Wednesday, September 19, 2007

Thurber's Daydreams

[James Thurber to Francis Brown]

West Cornwall, Connecticut
November 4, 1952

Mr. Francis Brown, Editor,
The New York Times Book Review
Times Square, New York 36, N. Y.

Dear Mr. Brown:

You astonish me by intimating that there is at least one book every year a writer wishes he had written. I cannot agree with this. In the first place, an average writer--take me--has a pretty narrow field and certainly enough humility not to include a translation of the Bible, a collection of great poetry, or "Sironia" in the wistful range of his aspirations. There have been times when I wished I could have written Evelyn Waugh's "Decline and Fall," O'Hara's "Appointment in Samarra," Fitzgerald's "The Great Gatsby," and a hundred pieces by E. B. White, but these are daydreams a man keeps to himself. I think the average writer wishes he had done his own most recent book better than he did. He rarely has the guts to look at earlier ones.
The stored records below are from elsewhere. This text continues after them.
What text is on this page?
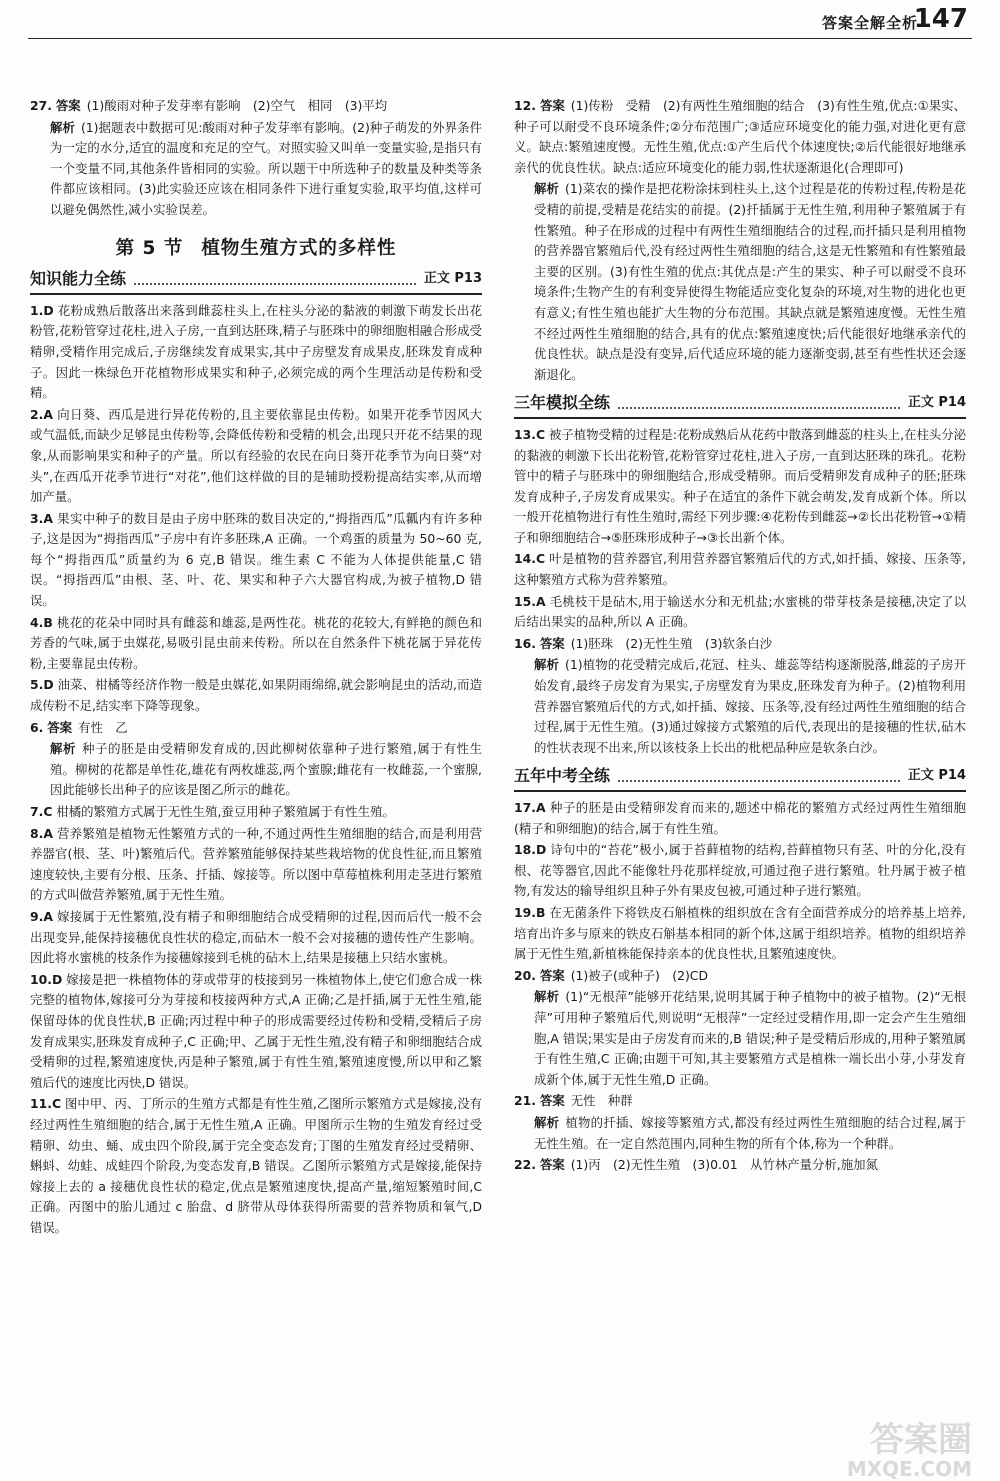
答案全解全析
147
27. 答案 (1)酸雨对种子发芽率有影响　(2)空气　相同　(3)平均
解析 (1)据题表中数据可见:酸雨对种子发芽率有影响。(2)种子萌发的外界条件为一定的水分,适宜的温度和充足的空气。对照实验又叫单一变量实验,是指只有一个变量不同,其他条件皆相同的实验。所以题干中所选种子的数量及种类等条件都应该相同。(3)此实验还应该在相同条件下进行重复实验,取平均值,这样可以避免偶然性,减小实验误差。
第 5 节 植物生殖方式的多样性
知识能力全练	正文 P13
1.D 花粉成熟后散落出来落到雌蕊柱头上,在柱头分泌的黏液的刺激下萌发长出花粉管,花粉管穿过花柱,进入子房,一直到达胚珠,精子与胚珠中的卵细胞相融合形成受精卵,受精作用完成后,子房继续发育成果实,其中子房壁发育成果皮,胚珠发育成种子。因此一株绿色开花植物形成果实和种子,必须完成的两个生理活动是传粉和受精。
2.A 向日葵、西瓜是进行异花传粉的,且主要依靠昆虫传粉。如果开花季节因风大或气温低,而缺少足够昆虫传粉等,会降低传粉和受精的机会,出现只开花不结果的现象,从而影响果实和种子的产量。所以有经验的农民在向日葵开花季节为向日葵“对头”,在西瓜开花季节进行“对花”,他们这样做的目的是辅助授粉提高结实率,从而增加产量。
3.A 果实中种子的数目是由子房中胚珠的数目决定的,“拇指西瓜”瓜瓤内有许多种子,这是因为“拇指西瓜”子房中有许多胚珠,A 正确。一个鸡蛋的质量为 50~60 克,每个“拇指西瓜”质量约为 6 克,B 错误。维生素 C 不能为人体提供能量,C 错误。“拇指西瓜”由根、茎、叶、花、果实和种子六大器官构成,为被子植物,D 错误。
4.B 桃花的花朵中同时具有雌蕊和雄蕊,是两性花。桃花的花较大,有鲜艳的颜色和芳香的气味,属于虫媒花,易吸引昆虫前来传粉。所以在自然条件下桃花属于异花传粉,主要靠昆虫传粉。
5.D 油菜、柑橘等经济作物一般是虫媒花,如果阴雨绵绵,就会影响昆虫的活动,而造成传粉不足,结实率下降等现象。
6. 答案 有性　乙
解析 种子的胚是由受精卵发育成的,因此柳树依靠种子进行繁殖,属于有性生殖。柳树的花都是单性花,雄花有两枚雄蕊,两个蜜腺;雌花有一枚雌蕊,一个蜜腺,因此能够长出种子的应该是图乙所示的雌花。
7.C 柑橘的繁殖方式属于无性生殖,蚕豆用种子繁殖属于有性生殖。
8.A 营养繁殖是植物无性繁殖方式的一种,不通过两性生殖细胞的结合,而是利用营养器官(根、茎、叶)繁殖后代。营养繁殖能够保持某些栽培物的优良性征,而且繁殖速度较快,主要有分根、压条、扦插、嫁接等。所以图中草莓植株利用走茎进行繁殖的方式叫做营养繁殖,属于无性生殖。
9.A 嫁接属于无性繁殖,没有精子和卵细胞结合成受精卵的过程,因而后代一般不会出现变异,能保持接穗优良性状的稳定,而砧木一般不会对接穗的遗传性产生影响。因此将水蜜桃的枝条作为接穗嫁接到毛桃的砧木上,结果是接穗上只结水蜜桃。
10.D 嫁接是把一株植物体的芽或带芽的枝接到另一株植物体上,使它们愈合成一株完整的植物体,嫁接可分为芽接和枝接两种方式,A 正确;乙是扦插,属于无性生殖,能保留母体的优良性状,B 正确;丙过程中种子的形成需要经过传粉和受精,受精后子房发育成果实,胚珠发育成种子,C 正确;甲、乙属于无性生殖,没有精子和卵细胞结合成受精卵的过程,繁殖速度快,丙是种子繁殖,属于有性生殖,繁殖速度慢,所以甲和乙繁殖后代的速度比丙快,D 错误。
11.C 图中甲、丙、丁所示的生殖方式都是有性生殖,乙图所示繁殖方式是嫁接,没有经过两性生殖细胞的结合,属于无性生殖,A 正确。甲图所示生物的生殖发育经过受精卵、幼虫、蛹、成虫四个阶段,属于完全变态发育;丁图的生殖发育经过受精卵、蝌蚪、幼蛙、成蛙四个阶段,为变态发育,B 错误。乙图所示繁殖方式是嫁接,能保持嫁接上去的 a 接穗优良性状的稳定,优点是繁殖速度快,提高产量,缩短繁殖时间,C 正确。丙图中的胎儿通过 c 胎盘、d 脐带从母体获得所需要的营养物质和氧气,D 错误。
12. 答案 (1)传粉　受精　(2)有两性生殖细胞的结合　(3)有性生殖,优点:①果实、种子可以耐受不良环境条件;②分布范围广;③适应环境变化的能力强,对进化更有意义。缺点:繁殖速度慢。无性生殖,优点:①产生后代个体速度快;②后代能很好地继承亲代的优良性状。缺点:适应环境变化的能力弱,性状逐渐退化(合理即可)
解析 (1)菜农的操作是把花粉涂抹到柱头上,这个过程是花的传粉过程,传粉是花受精的前提,受精是花结实的前提。(2)扦插属于无性生殖,利用种子繁殖属于有性繁殖。种子在形成的过程中有两性生殖细胞结合的过程,而扦插只是利用植物的营养器官繁殖后代,没有经过两性生殖细胞的结合,这是无性繁殖和有性繁殖最主要的区别。(3)有性生殖的优点:其优点是:产生的果实、种子可以耐受不良环境条件;生物产生的有利变异使得生物能适应变化复杂的环境,对生物的进化也更有意义;有性生殖也能扩大生物的分布范围。其缺点就是繁殖速度慢。无性生殖不经过两性生殖细胞的结合,具有的优点:繁殖速度快;后代能很好地继承亲代的优良性状。缺点是没有变异,后代适应环境的能力逐渐变弱,甚至有些性状还会逐渐退化。
三年模拟全练	正文 P14
13.C 被子植物受精的过程是:花粉成熟后从花药中散落到雌蕊的柱头上,在柱头分泌的黏液的刺激下长出花粉管,花粉管穿过花柱,进入子房,一直到达胚珠的珠孔。花粉管中的精子与胚珠中的卵细胞结合,形成受精卵。而后受精卵发育成种子的胚;胚珠发育成种子,子房发育成果实。种子在适宜的条件下就会萌发,发育成新个体。所以一般开花植物进行有性生殖时,需经下列步骤:④花粉传到雌蕊→②长出花粉管→①精子和卵细胞结合→⑤胚珠形成种子→③长出新个体。
14.C 叶是植物的营养器官,利用营养器官繁殖后代的方式,如扦插、嫁接、压条等,这种繁殖方式称为营养繁殖。
15.A 毛桃枝干是砧木,用于输送水分和无机盐;水蜜桃的带芽枝条是接穗,决定了以后结出果实的品种,所以 A 正确。
16. 答案 (1)胚珠　(2)无性生殖　(3)软条白沙
解析 (1)植物的花受精完成后,花冠、柱头、雄蕊等结构逐渐脱落,雌蕊的子房开始发育,最终子房发育为果实,子房壁发育为果皮,胚珠发育为种子。(2)植物利用营养器官繁殖后代的方式,如扦插、嫁接、压条等,没有经过两性生殖细胞的结合过程,属于无性生殖。(3)通过嫁接方式繁殖的后代,表现出的是接穗的性状,砧木的性状表现不出来,所以该枝条上长出的枇杷品种应是软条白沙。
五年中考全练	正文 P14
17.A 种子的胚是由受精卵发育而来的,题述中棉花的繁殖方式经过两性生殖细胞(精子和卵细胞)的结合,属于有性生殖。
18.D 诗句中的“苔花”极小,属于苔藓植物的结构,苔藓植物只有茎、叶的分化,没有根、花等器官,因此不能像牡丹花那样绽放,可通过孢子进行繁殖。牡丹属于被子植物,有发达的输导组织且种子外有果皮包被,可通过种子进行繁殖。
19.B 在无菌条件下将铁皮石斛植株的组织放在含有全面营养成分的培养基上培养,培育出许多与原来的铁皮石斛基本相同的新个体,这属于组织培养。植物的组织培养属于无性生殖,新植株能保持亲本的优良性状,且繁殖速度快。
20. 答案 (1)被子(或种子)　(2)CD
解析 (1)“无根萍”能够开花结果,说明其属于种子植物中的被子植物。(2)“无根萍”可用种子繁殖后代,则说明“无根萍”一定经过受精作用,即一定会产生生殖细胞,A 错误;果实是由子房发育而来的,B 错误;种子是受精后形成的,用种子繁殖属于有性生殖,C 正确;由题干可知,其主要繁殖方式是植株一端长出小芽,小芽发育成新个体,属于无性生殖,D 正确。
21. 答案 无性　种群
解析 植物的扦插、嫁接等繁殖方式,都没有经过两性生殖细胞的结合过程,属于无性生殖。在一定自然范围内,同种生物的所有个体,称为一个种群。
22. 答案 (1)丙　(2)无性生殖　(3)0.01　从竹林产量分析,施加氮
答案圈
MXQE.COM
Perhaps I am circling around a solid major truth: no writer actually wished, honest to God, that he had written anybody else's book or books. Maybe it would be easier to put down one I'm glad I didn't write. I don't know.

Sincerely yours,
James Thurber

-from The Thurber Letters: the wit, wisdom, and surprising life of James Thurber edited by Harrison Kinney (New York: Simon & Schuster,2003). p. 571.